Hawaii opens no-quarantine path
Pre-travel negative test can get visitors in door
HONOLULU — About 8,000 people landed in Hawaii on the first day of a pre-travel testing program that allowed travelers to come to the islands without quarantining for two weeks if they could produce a negative coronavirus test.
Angela Margos was among the first passengers in San Francisco to get on a plane to Hawaii on Thursday morning.
“Vacation, peace of mind,” Margos, a nurse from San Carlos, California, said of why she’s flying to Hawaii. “I need time to relax, unwind.”
The new testing program is an effort to stem the devastating downturn the pandemic has had on Hawaii’s tourism-based economy. Officials had touted the mandatory quarantine rule as an integral part of Hawaii’s early success in keeping the coronavirus at bay.
But gaps in the pre-travel testing program coupled with an increase in COVID-19 cases across the U.S. have raised questions about whether Hawaii is ready to safely welcome back vacationers.
And when local restrictions were eased before summertime holidays, community spread of the disease spiked to alarming levels, forcing a second round of stay-at-home orders for residents and closures for nonessential businesses.
Margos ran into hiccups in getting her test.
She first did it at the hospital where she works, only tofind out it wasn’t an approved site for United Airlines and the state of Hawaii. She then paid $105 for a drive-thru test, but she was later informed there was an error with that test.
Margos ultimately paid $250 for a fast-result test Thursday at the airport in San Francisco, which came back negative.
Opponents of the testing program have said a single test 72 hours before arrival, especially when coupled with the option to fly without a test and still quarantine, is not enough to keep island residents safe.

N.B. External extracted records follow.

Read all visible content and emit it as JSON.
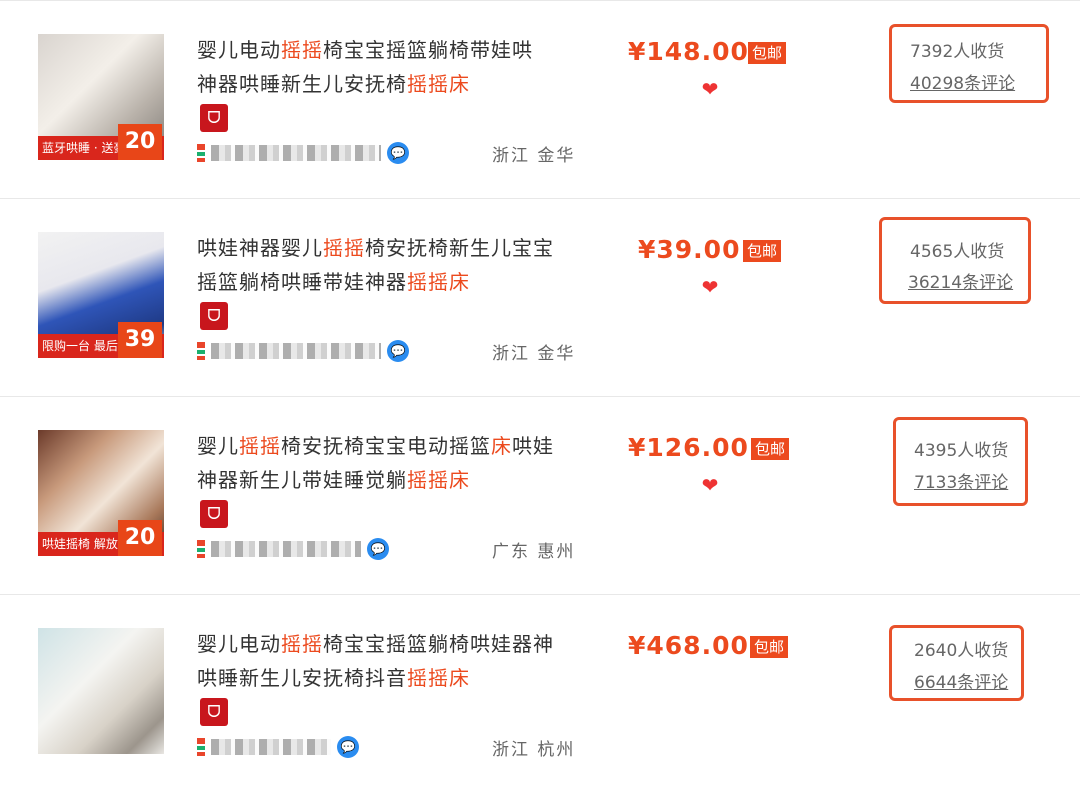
{
  "items": [
    {
      "title_parts": [
        "婴儿电动",
        "摇摇",
        "椅宝宝摇篮躺椅带娃哄",
        "神器哄睡新生儿安抚椅",
        "摇摇床"
      ],
      "thumb_banner": "蓝牙哄睡 · 送豪礼",
      "thumb_tag": "20",
      "price": "¥148.00",
      "free_shipping": "包邮",
      "location": "浙江 金华",
      "sold": "7392人收货",
      "reviews": "40298条评论"
    },
    {
      "title_parts": [
        "哄娃神器婴儿",
        "摇摇",
        "椅安抚椅新生儿宝宝",
        "摇篮躺椅哄睡带娃神器",
        "摇摇床"
      ],
      "thumb_banner": "限购一台 最后三天",
      "thumb_tag": "39",
      "price": "¥39.00",
      "free_shipping": "包邮",
      "location": "浙江 金华",
      "sold": "4565人收货",
      "reviews": "36214条评论"
    },
    {
      "title_parts": [
        "婴儿",
        "摇摇",
        "椅安抚椅宝宝电动摇篮",
        "床",
        "哄娃",
        "神器新生儿带娃睡觉躺",
        "摇摇床"
      ],
      "thumb_banner": "哄娃摇椅 解放双手",
      "thumb_tag": "20",
      "price": "¥126.00",
      "free_shipping": "包邮",
      "location": "广东 惠州",
      "sold": "4395人收货",
      "reviews": "7133条评论"
    },
    {
      "title_parts": [
        "婴儿电动",
        "摇摇",
        "椅宝宝摇篮躺椅哄娃器神",
        "哄睡新生儿安抚椅抖音",
        "摇摇床"
      ],
      "thumb_banner": "",
      "thumb_tag": "",
      "price": "¥468.00",
      "free_shipping": "包邮",
      "location": "浙江 杭州",
      "sold": "2640人收货",
      "reviews": "6644条评论"
    }
  ],
  "colors": {
    "accent": "#ec4a1e",
    "highlight_box": "#e8512a",
    "shop_badge": "#c8161d"
  },
  "icons": [
    "tmall-badge-icon",
    "wangwang-chat-icon",
    "heart-badge-icon"
  ]
}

Kathleen Miyashita and her husband were among those who came to Hawaii Thursday without getting tested. They said they plan to quarantine at their family’s farm on Oahu.
“We chose to do the 14-day quarantine,” Miyashita said. “We have no issues with having food being brought in. It’s like a quarantining haven in terms of having fresh fruits and vegetables at home.”
She said she and her husband were “not at all” concerned about being asymptomatic carriers of the disease.
“We’ve been traveling, and we just take precautions,” she said, adding that they had already done one quarantine in Hawaii about two months ago.
In other developments:
■ Gov. Bill Lee is calling for the temporary suspension of negative consequences for Tennessee schools and teachers related to student tests for the current school year due to adjustments and disruptions to learning caused by the coronavirus pandemic.
■ The Oregon Health Authority reported 418 new confirmed and presumptive COVID-19 cases and six additional deaths. At the current rate of transmission, Oregon Health Authority officials project that new infections will increase “substantial
ly” to 570 new reported cases a day and 40 hospitalizations.
■ New Mexico health officials on Friday confirmed the state set another single-day record with
819 COVID-19 cases, bringing the statewide total to 35,770 since the pandemic began. New rules to limit gatherings to five people or less, reduce hotel capacities and impose a 10 p.m. closing time for bars and some restaurants also took effect Friday after successive days of record-breaking daily infection rates.
■ One of Utah’s largest hospitals had no beds left Friday in its regular intensive-care unit as the governor declared the state’s weekslong spike in coronavirus cases “unsustainable.”
■ North Carolina’s Department of Health and Human Services unveiled a plan Friday in which it described the residents it will prioritize when a coronavirus vaccine gets approved and becomes available.
■ Wisconsin broke the record for new positive coronavirus cases on Friday for the third time in a week as a surge that began in early September shows no signs of abating. A third lawsuit filed Friday asks the Wisconsin Supreme Court to rule that Gov. Tony Evers overstepped his authority in issuing subsequent public health emergency orders after the first one expired in May.